Viele Interessierte nutzten die Chance, einen Rundgang durch das Haus zu machen und sich alles einmal anzusehen. Zwar herrschte in vielen Räumen noch Baustellenflair, aber eine helle große Wohnküche, ein Kachelofen und Bäder im mediterranen Stil ließen schon ahnen, wie gemütlich und freundlich das neue Zuhause einmal werden wird. „Man kann hier einen Neuanfang mitgestalten. Es ist eine absolute Pioniersituation - und die räumlichen Möglichkeiten lassen viel Raum für kreative Ideen“, schwärmte Hausmutter Rebekka Haberland, die viele ihrer Schützlinge bereits in einer Kennenlernwoche betreut hat.

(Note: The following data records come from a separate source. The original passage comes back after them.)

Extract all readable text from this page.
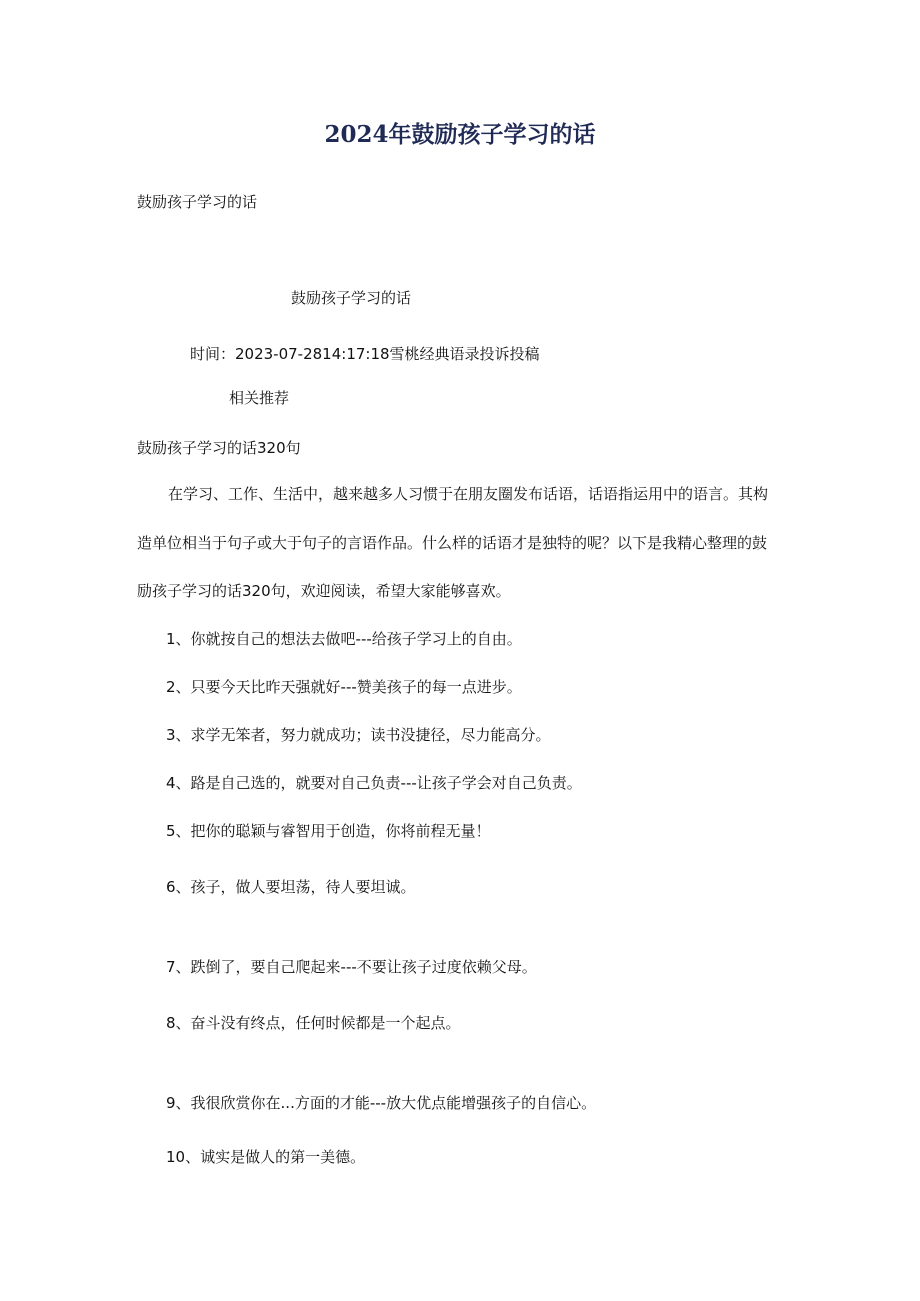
2024年鼓励孩子学习的话
鼓励孩子学习的话
鼓励孩子学习的话
时间：2023-07-2814:17:18雪桃经典语录投诉投稿
相关推荐
鼓励孩子学习的话320句
在学习、工作、生活中，越来越多人习惯于在朋友圈发布话语，话语指运用中的语言。其构
造单位相当于句子或大于句子的言语作品。什么样的话语才是独特的呢？以下是我精心整理的鼓
励孩子学习的话320句，欢迎阅读，希望大家能够喜欢。
1、你就按自己的想法去做吧---给孩子学习上的自由。
2、只要今天比昨天强就好---赞美孩子的每一点进步。
3、求学无笨者，努力就成功；读书没捷径，尽力能高分。
4、路是自己选的，就要对自己负责---让孩子学会对自己负责。
5、把你的聪颖与睿智用于创造，你将前程无量！
6、孩子，做人要坦荡，待人要坦诚。
7、跌倒了，要自己爬起来---不要让孩子过度依赖父母。
8、奋斗没有终点，任何时候都是一个起点。
9、我很欣赏你在...方面的才能---放大优点能增强孩子的自信心。
10、诚实是做人的第一美德。
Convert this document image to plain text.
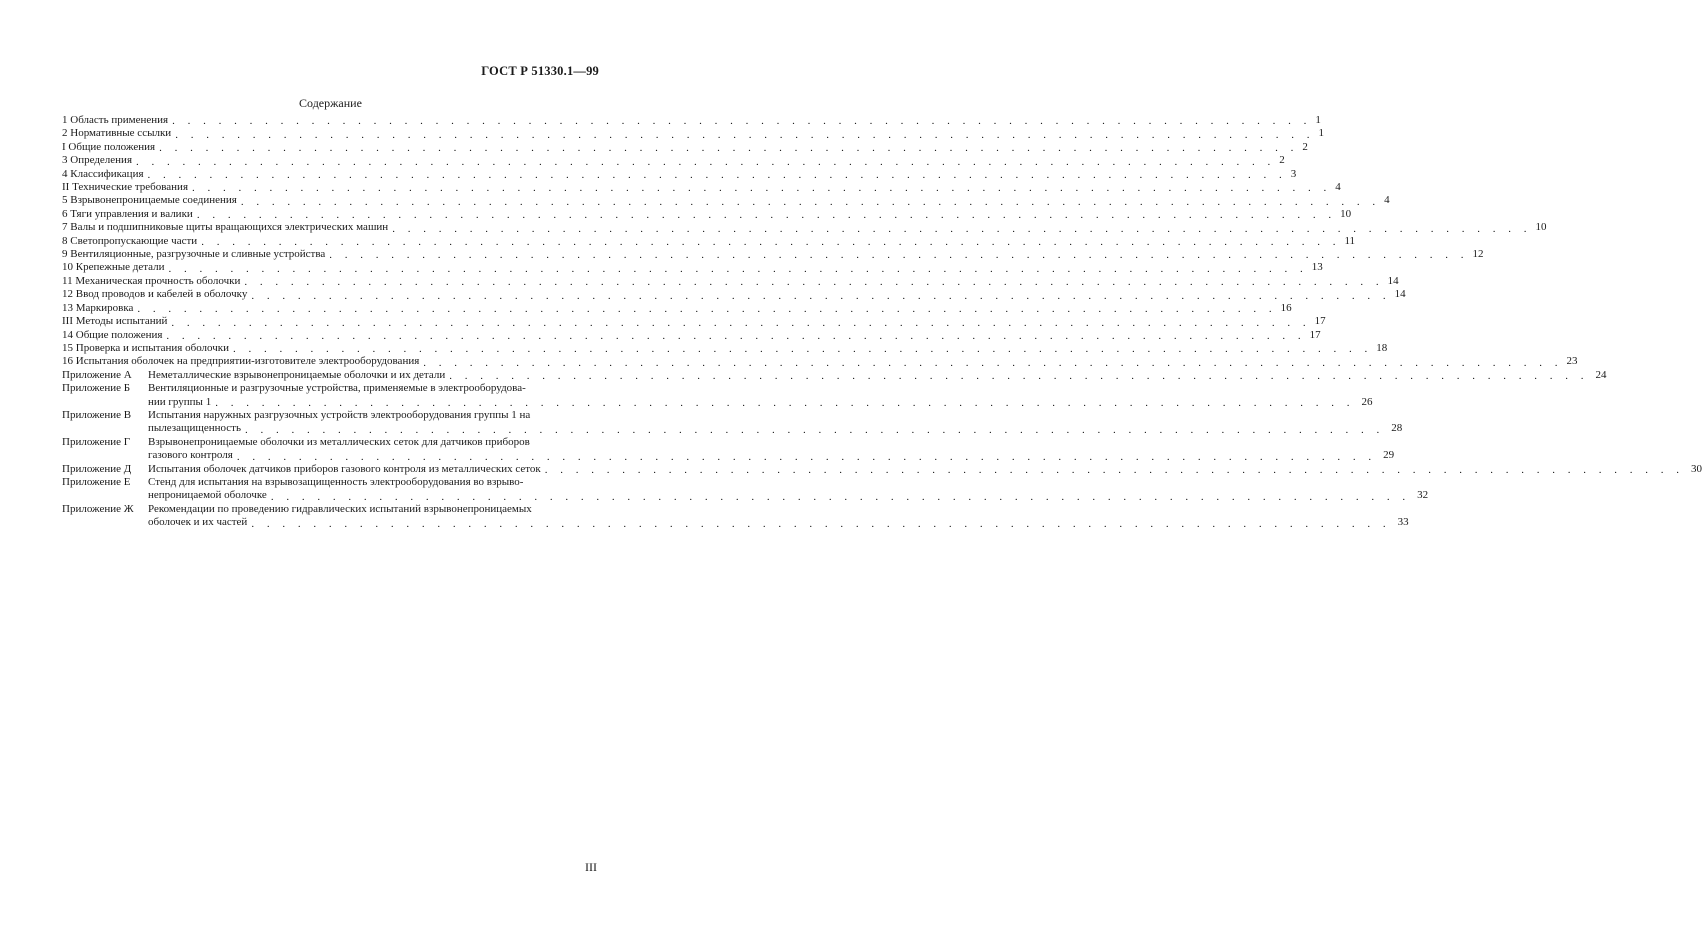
ГОСТ Р 51330.1—99
Содержание
1 Область применения . . .	1
2 Нормативные ссылки . . .	1
I Общие положения . . .	2
3 Определения . . .	2
4 Классификация . . .	3
II Технические требования . . .	4
5 Взрывонепроницаемые соединения . . .	4
6 Тяги управления и валики . . .	10
7 Валы и подшипниковые щиты вращающихся электрических машин . . .	10
8 Светопропускающие части . . .	11
9 Вентиляционные, разгрузочные и сливные устройства . . .	12
10 Крепежные детали . . .	13
11 Механическая прочность оболочки . . .	14
12 Ввод проводов и кабелей в оболочку . . .	14
13 Маркировка . . .	16
III Методы испытаний . . .	17
14 Общие положения . . .	17
15 Проверка и испытания оболочки . . .	18
16 Испытания оболочек на предприятии-изготовителе электрооборудования . . .	23
Приложение А	Неметаллические взрывонепроницаемые оболочки и их детали . . .	24
Приложение Б	Вентиляционные и разгрузочные устройства, применяемые в электрооборудова-
нии группы 1 . . .	26
Приложение В	Испытания наружных разгрузочных устройств электрооборудования группы 1 на
пылезащищенность . . .	28
Приложение Г	Взрывонепроницаемые оболочки из металлических сеток для датчиков приборов
газового контроля . . .	29
Приложение Д	Испытания оболочек датчиков приборов газового контроля из металлических сеток . . .	30
Приложение Е	Стенд для испытания на взрывозащищенность электрооборудования во взрыво-
непроницаемой оболочке . . .	32
Приложение Ж	Рекомендации по проведению гидравлических испытаний взрывонепроницаемых
оболочек и их частей . . .	33
III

Sehr positiv kam bei vielen Besuchern auch die zentrale Lage mitten im Ort an, die eine Integration und das Miteinander fördern wird.

Wer sich für einen Platz im Acanthus-Haus interessiert, kann sich jederzeit an den Verein wenden. Es gibt derzeit noch freie Zimmer.

Übrigens: Bereits am vergangenen Freitag haben acht Volkswagen-Mitarbeiter, unter anderem Acanthus-Mitglied Glenn Plew, schon mal den Garten des künftigen Wohnheims aufgeräumt. Die ehrenamtliche Arbeit entstammt dem Betriebsprojekt „Zusammenarbeit effektiv gestalten“.